Mi offrono tutti i comfort di serie: dall’aeroporto una macchina con autista mi accompagnerá fino al Teatro delle Vittorie come se fossi una Lorella Cuccarini.
L’autista deve avere piú di sessant’anni e mi dice che devo tenere i finestrini chiusi. Evabbé.
>>>>>>>>> Chi mi conosce sa che odio viaggiare in automobile – in realtá sono macchinafobica che non so come si dice – e uno dei modi per sostenere la paura che mi tortura è quello di viaggiare con la testa fuori dal finestrino come un cane, inebriata dall’aria
Il tipo ha voglia di chiacchierare. Mi dice che Prati non è al centro di Roma, e che si chiama cosí perché prima che ci mettesse mano Mussolini lí era solo campagna.
Io mangio la foglia.
Il vecchio fascio è il contrappasso che mi tocca per aver scelto di ammischiarmi con un media mainstream. Calcolo mentalmente il tempo che manca all’arrivo a destinazione e mi impongo di rimanere zitta e di non rispondere a nessuna provocazione.

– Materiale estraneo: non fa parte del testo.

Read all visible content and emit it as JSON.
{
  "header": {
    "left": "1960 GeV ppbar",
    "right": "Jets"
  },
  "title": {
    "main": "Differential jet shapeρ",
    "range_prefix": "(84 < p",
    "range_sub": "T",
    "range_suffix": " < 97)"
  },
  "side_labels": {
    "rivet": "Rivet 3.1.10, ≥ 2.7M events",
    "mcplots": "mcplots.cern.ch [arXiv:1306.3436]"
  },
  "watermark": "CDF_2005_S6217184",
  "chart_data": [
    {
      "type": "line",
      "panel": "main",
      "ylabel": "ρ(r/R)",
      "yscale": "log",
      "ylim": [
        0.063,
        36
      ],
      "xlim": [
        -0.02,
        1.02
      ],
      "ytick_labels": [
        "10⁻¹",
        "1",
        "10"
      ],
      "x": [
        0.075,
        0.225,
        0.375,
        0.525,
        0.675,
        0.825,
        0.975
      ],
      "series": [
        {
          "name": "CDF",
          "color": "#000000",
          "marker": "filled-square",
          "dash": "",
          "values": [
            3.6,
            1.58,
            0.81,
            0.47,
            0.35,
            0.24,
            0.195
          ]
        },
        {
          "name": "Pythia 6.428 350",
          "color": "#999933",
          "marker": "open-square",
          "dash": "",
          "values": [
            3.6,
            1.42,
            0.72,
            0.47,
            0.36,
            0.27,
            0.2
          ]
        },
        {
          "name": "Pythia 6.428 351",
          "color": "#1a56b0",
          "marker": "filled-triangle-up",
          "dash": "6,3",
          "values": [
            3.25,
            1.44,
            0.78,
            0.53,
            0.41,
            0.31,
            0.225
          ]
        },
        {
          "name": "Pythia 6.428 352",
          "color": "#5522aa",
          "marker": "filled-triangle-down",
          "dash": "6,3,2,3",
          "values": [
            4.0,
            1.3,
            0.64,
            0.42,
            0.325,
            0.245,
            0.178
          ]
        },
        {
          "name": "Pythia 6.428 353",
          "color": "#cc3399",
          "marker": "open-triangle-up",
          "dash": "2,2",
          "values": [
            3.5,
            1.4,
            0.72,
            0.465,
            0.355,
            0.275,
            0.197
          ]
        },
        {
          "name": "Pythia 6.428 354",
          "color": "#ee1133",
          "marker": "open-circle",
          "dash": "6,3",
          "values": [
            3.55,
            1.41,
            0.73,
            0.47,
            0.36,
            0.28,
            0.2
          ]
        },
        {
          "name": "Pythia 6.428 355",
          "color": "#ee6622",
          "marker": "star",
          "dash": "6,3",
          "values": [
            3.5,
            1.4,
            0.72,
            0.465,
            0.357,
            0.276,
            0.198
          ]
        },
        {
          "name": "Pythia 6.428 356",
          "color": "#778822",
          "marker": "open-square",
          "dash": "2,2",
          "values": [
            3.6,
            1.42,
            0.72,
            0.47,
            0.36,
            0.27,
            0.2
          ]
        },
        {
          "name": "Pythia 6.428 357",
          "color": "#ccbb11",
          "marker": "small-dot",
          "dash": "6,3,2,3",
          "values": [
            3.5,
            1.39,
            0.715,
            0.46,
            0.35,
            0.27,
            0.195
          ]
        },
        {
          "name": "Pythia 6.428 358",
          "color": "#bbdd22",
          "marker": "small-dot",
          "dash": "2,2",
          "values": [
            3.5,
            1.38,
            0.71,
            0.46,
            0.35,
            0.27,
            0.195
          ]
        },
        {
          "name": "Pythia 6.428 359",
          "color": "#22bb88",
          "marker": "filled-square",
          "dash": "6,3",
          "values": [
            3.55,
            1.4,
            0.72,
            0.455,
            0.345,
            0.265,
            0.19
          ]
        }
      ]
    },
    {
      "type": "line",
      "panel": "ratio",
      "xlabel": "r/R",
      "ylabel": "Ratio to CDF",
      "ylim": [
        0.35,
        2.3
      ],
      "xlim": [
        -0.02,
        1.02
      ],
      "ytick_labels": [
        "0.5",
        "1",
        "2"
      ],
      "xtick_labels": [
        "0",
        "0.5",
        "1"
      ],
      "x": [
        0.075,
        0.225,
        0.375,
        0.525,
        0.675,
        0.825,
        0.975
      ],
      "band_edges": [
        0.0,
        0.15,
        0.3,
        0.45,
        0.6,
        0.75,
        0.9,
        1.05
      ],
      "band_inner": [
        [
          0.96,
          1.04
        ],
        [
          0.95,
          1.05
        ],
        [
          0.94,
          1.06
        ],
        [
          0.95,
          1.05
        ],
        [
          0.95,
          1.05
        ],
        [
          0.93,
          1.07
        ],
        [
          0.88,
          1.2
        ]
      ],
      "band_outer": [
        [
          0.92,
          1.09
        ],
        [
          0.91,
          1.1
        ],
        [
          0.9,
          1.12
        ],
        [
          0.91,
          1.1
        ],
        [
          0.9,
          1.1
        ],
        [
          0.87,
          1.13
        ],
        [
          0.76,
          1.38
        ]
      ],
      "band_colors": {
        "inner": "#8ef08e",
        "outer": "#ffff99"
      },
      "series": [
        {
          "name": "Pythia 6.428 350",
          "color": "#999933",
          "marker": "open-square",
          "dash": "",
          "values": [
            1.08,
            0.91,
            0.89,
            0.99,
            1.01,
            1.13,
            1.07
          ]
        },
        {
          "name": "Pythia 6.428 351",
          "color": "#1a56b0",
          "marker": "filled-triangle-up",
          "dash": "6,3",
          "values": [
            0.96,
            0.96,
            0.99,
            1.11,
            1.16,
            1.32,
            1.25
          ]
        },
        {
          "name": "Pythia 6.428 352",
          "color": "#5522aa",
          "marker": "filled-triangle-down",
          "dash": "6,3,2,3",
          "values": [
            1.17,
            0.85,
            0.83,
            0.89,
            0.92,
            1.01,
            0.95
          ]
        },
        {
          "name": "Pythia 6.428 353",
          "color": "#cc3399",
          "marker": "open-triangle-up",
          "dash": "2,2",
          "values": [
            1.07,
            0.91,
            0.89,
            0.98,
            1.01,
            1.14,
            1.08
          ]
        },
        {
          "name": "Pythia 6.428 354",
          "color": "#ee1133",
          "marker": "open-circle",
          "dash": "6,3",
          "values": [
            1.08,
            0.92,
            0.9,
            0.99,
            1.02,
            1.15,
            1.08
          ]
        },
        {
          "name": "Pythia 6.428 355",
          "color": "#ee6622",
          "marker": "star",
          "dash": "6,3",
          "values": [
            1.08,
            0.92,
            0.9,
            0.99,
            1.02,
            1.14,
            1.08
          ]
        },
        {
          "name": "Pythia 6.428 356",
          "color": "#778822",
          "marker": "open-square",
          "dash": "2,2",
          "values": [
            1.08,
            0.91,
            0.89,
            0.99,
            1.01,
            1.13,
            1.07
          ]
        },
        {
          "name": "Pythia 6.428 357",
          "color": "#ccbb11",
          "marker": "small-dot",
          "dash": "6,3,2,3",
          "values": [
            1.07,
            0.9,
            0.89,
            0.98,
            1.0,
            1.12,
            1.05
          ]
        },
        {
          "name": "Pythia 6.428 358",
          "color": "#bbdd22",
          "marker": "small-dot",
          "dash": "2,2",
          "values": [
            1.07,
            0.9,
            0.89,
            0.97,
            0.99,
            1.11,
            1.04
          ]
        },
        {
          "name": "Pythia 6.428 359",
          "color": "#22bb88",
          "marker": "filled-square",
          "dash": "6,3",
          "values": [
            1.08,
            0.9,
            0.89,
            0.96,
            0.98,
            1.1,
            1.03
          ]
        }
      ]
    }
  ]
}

Il tipo deve pensare che chi tace acconsente, quindi continua a sproloquiare finché non arriva a quello che dev’essere il suo pezzo forte, ovvero “A me sti froci me fanno proprio schifo”.
Lí smetto di far finta di non sentire e gli dico che non gli ho chiesto la sua illuminante opinione sull’argomento e che anzi non ho proprio piacere di starla a sentire. Il tipo continua a blaterare minchiate omofobiche anche pesanti come se ció fosse un suo pieno diritto.
Per fortuna siamo arrivati a Prati, nel frattempo.
Esco dalla macchina con una rabbia che m’acceca pensando a Clement Meric, l’attivista francese ucciso dai fascisti una settimana dopo aver partecipato alle manifestazioni a sostegno della legge sul matrimonio omosessuale in Francia.
Bestemmio al ricordare la nuova legge russa che proibisce la propaganda gay e mi viene da ridere amaro se penso che nel mondo dello spettacolo, in Italia, non esiste nessuna lesbica che viva tranquilla fuori dall’armadio le sue storie d’amore.
Epilogo
Il padre della mia amica ha torto di brutto.
Di Stonewall c’è ancora bisogno. E tanto.
Ma non per essere felici, proprio per sopravvivere.